Have a look at the food listed in the following two days, which day do you think is healthier?

healthy eatingDay 1

 

B: 2 Weet-bix, banana, milk + coffee

MT: Apple + handful of nuts

L: Sandwich with chicken & salad

AT: 1 slice of toast with vegemite

D: Pan fried meat or fish with baked potato, carrots, broccoli & green beans.

S: Cup of tea with milk + dark chocolate

 

dietitian melbourneDay 2

 

B: Smoothie with kale, banana, berries, chia seeds and almond milk

MT: Fresh squeezed juice (apple, carrot, beetroot, celery) + handful nuts

L: Quinoa salad with spinach, pomegranate & organic chicken

AT: Date & coconut protein ball

D: Pan fried meat or fish with steamed carrots, broccoli & green beans.

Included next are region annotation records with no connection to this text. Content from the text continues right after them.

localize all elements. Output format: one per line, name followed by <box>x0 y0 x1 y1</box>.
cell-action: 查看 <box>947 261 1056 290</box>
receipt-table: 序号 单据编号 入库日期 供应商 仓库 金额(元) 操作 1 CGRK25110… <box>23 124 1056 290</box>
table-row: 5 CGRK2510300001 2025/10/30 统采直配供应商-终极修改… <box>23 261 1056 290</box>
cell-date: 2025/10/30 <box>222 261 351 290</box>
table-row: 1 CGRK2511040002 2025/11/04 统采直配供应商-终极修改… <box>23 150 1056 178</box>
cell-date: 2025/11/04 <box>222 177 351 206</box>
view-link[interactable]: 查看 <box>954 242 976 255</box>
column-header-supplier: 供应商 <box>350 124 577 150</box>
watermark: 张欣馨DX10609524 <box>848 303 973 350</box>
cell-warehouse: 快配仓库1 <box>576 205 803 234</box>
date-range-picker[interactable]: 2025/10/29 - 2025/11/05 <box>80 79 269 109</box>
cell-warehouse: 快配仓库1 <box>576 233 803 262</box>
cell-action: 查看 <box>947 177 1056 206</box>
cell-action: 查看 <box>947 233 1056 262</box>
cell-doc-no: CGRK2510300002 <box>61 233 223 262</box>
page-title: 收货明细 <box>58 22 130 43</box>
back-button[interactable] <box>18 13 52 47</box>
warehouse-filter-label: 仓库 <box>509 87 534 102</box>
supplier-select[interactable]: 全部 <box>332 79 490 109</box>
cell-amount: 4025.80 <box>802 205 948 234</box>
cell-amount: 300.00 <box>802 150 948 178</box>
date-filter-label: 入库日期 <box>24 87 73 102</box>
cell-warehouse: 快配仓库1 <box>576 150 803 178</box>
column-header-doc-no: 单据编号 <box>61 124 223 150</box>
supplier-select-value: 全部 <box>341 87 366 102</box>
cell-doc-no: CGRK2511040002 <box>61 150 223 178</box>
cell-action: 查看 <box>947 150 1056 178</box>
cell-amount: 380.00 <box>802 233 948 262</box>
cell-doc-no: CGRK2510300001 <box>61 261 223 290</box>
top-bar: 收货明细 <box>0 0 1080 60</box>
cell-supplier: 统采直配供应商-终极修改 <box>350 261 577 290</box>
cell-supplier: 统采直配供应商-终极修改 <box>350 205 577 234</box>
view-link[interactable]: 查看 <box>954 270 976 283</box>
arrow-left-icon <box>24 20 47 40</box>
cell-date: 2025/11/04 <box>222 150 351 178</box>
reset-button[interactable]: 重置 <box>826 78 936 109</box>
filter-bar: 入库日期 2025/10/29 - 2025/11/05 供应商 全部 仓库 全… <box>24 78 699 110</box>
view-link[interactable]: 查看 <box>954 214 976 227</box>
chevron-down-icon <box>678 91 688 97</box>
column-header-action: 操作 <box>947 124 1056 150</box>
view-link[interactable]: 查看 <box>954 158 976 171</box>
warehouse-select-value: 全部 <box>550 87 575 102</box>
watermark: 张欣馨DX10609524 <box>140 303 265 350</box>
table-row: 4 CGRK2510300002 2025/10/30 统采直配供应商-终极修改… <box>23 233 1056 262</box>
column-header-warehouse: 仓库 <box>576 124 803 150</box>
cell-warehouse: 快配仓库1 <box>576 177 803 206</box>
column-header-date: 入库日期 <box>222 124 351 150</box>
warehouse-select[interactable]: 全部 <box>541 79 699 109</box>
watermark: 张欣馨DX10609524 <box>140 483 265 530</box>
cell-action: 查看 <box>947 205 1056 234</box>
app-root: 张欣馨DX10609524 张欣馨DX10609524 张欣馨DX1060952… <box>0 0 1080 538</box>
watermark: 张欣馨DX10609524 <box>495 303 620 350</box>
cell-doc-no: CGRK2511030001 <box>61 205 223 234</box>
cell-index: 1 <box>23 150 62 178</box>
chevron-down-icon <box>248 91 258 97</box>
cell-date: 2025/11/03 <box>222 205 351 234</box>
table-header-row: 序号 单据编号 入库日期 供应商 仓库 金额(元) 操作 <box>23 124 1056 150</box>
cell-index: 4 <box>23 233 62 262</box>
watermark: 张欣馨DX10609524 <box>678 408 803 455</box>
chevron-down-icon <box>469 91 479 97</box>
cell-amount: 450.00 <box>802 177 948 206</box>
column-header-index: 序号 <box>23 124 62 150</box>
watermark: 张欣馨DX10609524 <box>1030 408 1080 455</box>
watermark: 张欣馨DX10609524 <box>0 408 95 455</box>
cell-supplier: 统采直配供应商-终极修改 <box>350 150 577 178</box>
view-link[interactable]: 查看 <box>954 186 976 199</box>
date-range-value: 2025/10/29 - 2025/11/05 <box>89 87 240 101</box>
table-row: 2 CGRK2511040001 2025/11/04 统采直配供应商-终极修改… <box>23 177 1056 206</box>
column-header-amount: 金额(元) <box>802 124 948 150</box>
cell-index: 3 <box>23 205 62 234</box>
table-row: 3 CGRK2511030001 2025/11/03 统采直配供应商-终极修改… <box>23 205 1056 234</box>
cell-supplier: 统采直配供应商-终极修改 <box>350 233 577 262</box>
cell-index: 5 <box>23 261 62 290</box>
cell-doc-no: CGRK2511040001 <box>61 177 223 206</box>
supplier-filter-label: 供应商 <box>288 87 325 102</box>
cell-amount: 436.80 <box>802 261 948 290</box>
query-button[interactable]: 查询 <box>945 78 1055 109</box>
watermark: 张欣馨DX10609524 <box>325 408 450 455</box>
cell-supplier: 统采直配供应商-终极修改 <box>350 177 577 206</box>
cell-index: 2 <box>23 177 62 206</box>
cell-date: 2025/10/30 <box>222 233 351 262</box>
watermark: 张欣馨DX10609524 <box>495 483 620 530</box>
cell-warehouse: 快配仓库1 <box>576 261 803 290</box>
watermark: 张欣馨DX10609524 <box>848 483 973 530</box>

S: Cup of green tea + raw organic dark chocolate

 

So what is the difference?

Neither one is healthier or “better” than the other. Both days are nutritionally adequate for both macro and micronutrients, and dietary fibre.

You might be surprised to know that the amount of naturally occurring and added sugar is fairly similar for both days – day 1 has 66g sugar while day 2 has 62g sugar. 

Both plans have equal amounts protein and saturated fat. One main difference is that day 1 has more energy from carbohydrate and less from total fat than day 2.

Another key difference is the cost of the food and I think you can guess which one is more expensive.

One of the reasons I put this piece together is so that people who don’t have the inclination and financial means to follow a day 2 style eating pattern, can understand that we don’t need to follow the latest food trends or eat so called “superfoods” in order to nourish our bodies well. There’s nothing wrong with incorporating the latest food trends, but they aren’t necessary for good health and for many people they add to the confusion around healthy eating. 

Social media “wellness gurus” have over-complicated what it means to eat well and to the point that my clients no longer feel that toast or a sandwich are healthy food choices, or are “good enough”. Another danger of this hyped up view of healthy food is that some people, for whom such elaborate eating is out of reach, end up thinking it’s all to hard, so why bother even trying.